Braddle knocked on the governor’s door and entered without waiting for an answer.

I did not move. I rested my forehead against the wall and stood in silence.

‘I am sorry to hear of your mother’s death,’ whispered Atitis-Snake.

‘Thank you,’ I murmured. ‘Is your mother living?’ I asked.

‘I do not know. She vanished when I was a little boy.’

‘Just as I have vanished while my sons are little boys,’ I said. ‘Do you have sons?’ I asked.

‘No,’ he said. ‘I have no children. Just a wife.’

‘My wife has changed her name,’ I said. ‘I have brought shame and ruin down upon her. I loved her once – I love her still – and I have done this. Why? How has it happened?’ I turned my head towards Atitis-Snake. ‘Why did you try to kill your wife?’ I asked.

‘It was madness,’ he whispered. ‘I was mad. I am mad. That is why I have come to see the governor. I am a criminal lunatic. I should not be here. I wish to petition the Home Secretary. There needs to be a medical investigation. I will not die in Reading Gaol.’ He raised his voice as he spoke and began to beat his fist against the palm of his open hand.

I turned back to face the wall. ‘Each man kills the thing he loves,’ I said. ‘But why?’

‘I will not die in Reading Gaol,’ cried Atitis-Snake angrily.

The door to the governor’s office opened. ‘Silence, C.3.5.,’ ordered Warder Braddle. ‘Colonel Isaacson will see you now.’

 

11
Death

T
he first to die was not Atitis-Snake.

That afternoon, as I sat, depressed, slumped in my cell, with useless, bleeding fingers pulling at tarred threads of oakum, I received an unexpected visitor. I had heard his voice on the gantry. I recognised his gentle way of speaking and the Scottish burr. It was the prison surgeon.

‘Medical inspection!’ called Warder Stokes, pacing the gantry, unlocking the cell doors. ‘Stand by your beds.’

Dr Maurice pushed open my door and smiled at me with his owlish walnut-coloured eyes.

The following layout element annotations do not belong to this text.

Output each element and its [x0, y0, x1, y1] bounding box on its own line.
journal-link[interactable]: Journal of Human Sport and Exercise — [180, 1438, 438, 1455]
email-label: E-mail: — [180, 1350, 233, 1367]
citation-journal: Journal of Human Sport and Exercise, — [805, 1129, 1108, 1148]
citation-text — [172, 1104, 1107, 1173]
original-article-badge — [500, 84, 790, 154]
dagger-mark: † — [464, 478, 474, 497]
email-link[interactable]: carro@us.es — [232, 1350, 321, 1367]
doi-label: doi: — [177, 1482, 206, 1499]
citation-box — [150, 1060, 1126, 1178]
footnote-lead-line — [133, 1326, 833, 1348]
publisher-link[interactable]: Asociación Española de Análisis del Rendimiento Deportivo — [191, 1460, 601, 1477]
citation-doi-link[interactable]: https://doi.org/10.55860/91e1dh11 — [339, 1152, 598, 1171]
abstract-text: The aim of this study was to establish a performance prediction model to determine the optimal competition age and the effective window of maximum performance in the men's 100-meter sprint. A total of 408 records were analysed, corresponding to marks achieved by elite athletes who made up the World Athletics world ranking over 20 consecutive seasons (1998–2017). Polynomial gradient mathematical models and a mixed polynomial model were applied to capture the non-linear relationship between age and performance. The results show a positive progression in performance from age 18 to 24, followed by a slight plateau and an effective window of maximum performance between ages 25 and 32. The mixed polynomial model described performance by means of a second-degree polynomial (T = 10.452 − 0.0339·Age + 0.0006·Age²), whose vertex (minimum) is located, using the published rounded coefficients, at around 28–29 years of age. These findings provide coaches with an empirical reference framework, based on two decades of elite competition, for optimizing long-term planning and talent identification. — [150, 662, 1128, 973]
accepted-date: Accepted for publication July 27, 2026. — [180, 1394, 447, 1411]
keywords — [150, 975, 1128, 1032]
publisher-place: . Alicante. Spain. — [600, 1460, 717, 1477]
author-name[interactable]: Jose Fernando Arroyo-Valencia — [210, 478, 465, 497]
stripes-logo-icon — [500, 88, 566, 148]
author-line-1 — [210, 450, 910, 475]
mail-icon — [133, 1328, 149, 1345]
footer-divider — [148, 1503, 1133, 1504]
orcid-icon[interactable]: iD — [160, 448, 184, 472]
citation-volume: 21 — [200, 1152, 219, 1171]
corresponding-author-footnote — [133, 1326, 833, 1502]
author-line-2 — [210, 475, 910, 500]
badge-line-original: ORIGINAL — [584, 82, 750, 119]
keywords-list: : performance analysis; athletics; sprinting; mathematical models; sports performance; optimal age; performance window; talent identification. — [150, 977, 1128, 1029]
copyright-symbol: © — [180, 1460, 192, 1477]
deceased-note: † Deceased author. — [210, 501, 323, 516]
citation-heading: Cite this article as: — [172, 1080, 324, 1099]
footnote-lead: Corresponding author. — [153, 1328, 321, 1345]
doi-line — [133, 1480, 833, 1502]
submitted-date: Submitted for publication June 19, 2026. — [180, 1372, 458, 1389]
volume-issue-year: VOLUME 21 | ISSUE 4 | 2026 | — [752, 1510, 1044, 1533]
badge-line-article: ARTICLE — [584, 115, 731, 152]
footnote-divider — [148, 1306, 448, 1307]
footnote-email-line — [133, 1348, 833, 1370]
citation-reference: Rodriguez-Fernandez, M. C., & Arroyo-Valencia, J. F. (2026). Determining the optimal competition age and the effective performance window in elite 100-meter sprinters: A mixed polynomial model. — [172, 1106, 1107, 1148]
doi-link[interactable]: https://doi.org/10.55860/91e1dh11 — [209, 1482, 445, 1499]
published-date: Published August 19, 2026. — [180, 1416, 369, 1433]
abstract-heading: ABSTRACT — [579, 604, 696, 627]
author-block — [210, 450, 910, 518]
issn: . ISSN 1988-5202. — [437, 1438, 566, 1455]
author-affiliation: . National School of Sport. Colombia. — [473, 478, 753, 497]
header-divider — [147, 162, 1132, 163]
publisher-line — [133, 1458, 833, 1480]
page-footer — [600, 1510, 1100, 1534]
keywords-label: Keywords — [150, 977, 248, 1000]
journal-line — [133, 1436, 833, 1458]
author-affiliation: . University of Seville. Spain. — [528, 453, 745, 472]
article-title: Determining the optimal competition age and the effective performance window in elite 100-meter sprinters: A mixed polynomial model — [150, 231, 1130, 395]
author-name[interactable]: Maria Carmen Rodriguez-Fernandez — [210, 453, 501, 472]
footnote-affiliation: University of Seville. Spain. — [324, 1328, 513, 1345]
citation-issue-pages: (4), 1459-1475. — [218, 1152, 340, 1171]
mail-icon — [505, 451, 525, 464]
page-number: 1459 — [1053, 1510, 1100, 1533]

‘Do men die at Reading Gaol?’ I asked, not moving from my chair.

‘Men die everywhere,’ he said. ‘From death there’s no escape.’ He came into the cell and closed the door behind him.

‘Death is close at hand,’ I murmured. ‘I know it. I feel it in my bones.’

The doctor looked at me, still smiling. ‘Men do die at Reading Gaol, now and again – mostly of old age, mostly “lifers”.’ He placed his bag on the ground beside my bed. ‘Happily, the prisoner I have just seen is not one of those. He’s in no danger.’ He looked at me appraisingly. ‘And nor, I think, are you.’

‘You have been with the dwarf?’ I asked.

‘With C.3.4., yes.’ He nodded.

‘I am glad. The poor dwarf has been beaten again, hasn’t he?’

‘Why do you say that?’

‘It was last night, wasn’t it? In the middle of the night. I thought it was the cry of the Banshee that I heard, but now I realise that it must have been that poor man, calling out in agony.’

‘What did you hear?’ asked Maurice. He swayed on his long legs, towering above me.

‘It was Braddle who beat him, I suppose. He beats the poor creature for the sake of it.’

‘Be careful what you say. Do not make wild accusations. You believe that Warder Braddle attacked the prisoner – assaulted him?’

‘He has done so before.’

‘Has he?’

‘Braddle likes to pick on the little people. The weaker the vessel the stronger Warder Braddle shows himself.’

‘Do you have proof of this?’

‘It will be my word against his.’

‘Do you have proof?’

I laughed. ‘None whatsoever.’

‘Then watch what you say.’

‘How is poor Tom?’ I asked.

‘The boy is better. Much better.’

‘Is he still passing blood?’ I asked.

Dr Maurice looked at me gravely and scratched his bird’s-nest beard. ‘You know more than is good for you. Take care.’ With the forefingers of each hand he brushed back his mutton-chop whiskers and said briskly, ‘He is much better. His cough has subsided. He’s back at work. I passed him just now. He’s on the ward here, scrubbing the stairs.’

‘Is he one of Warder Braddle’s victims?’ I asked. ‘He’s small enough.’

‘C.3.3.,’ said the doctor sternly.

‘Oh no. Of course not. For some reason, Tom is one of the warder’s favourites. They are a curious crew, these favourites – they come in all shapes and sizes. I wonder what is it, the quality they share?’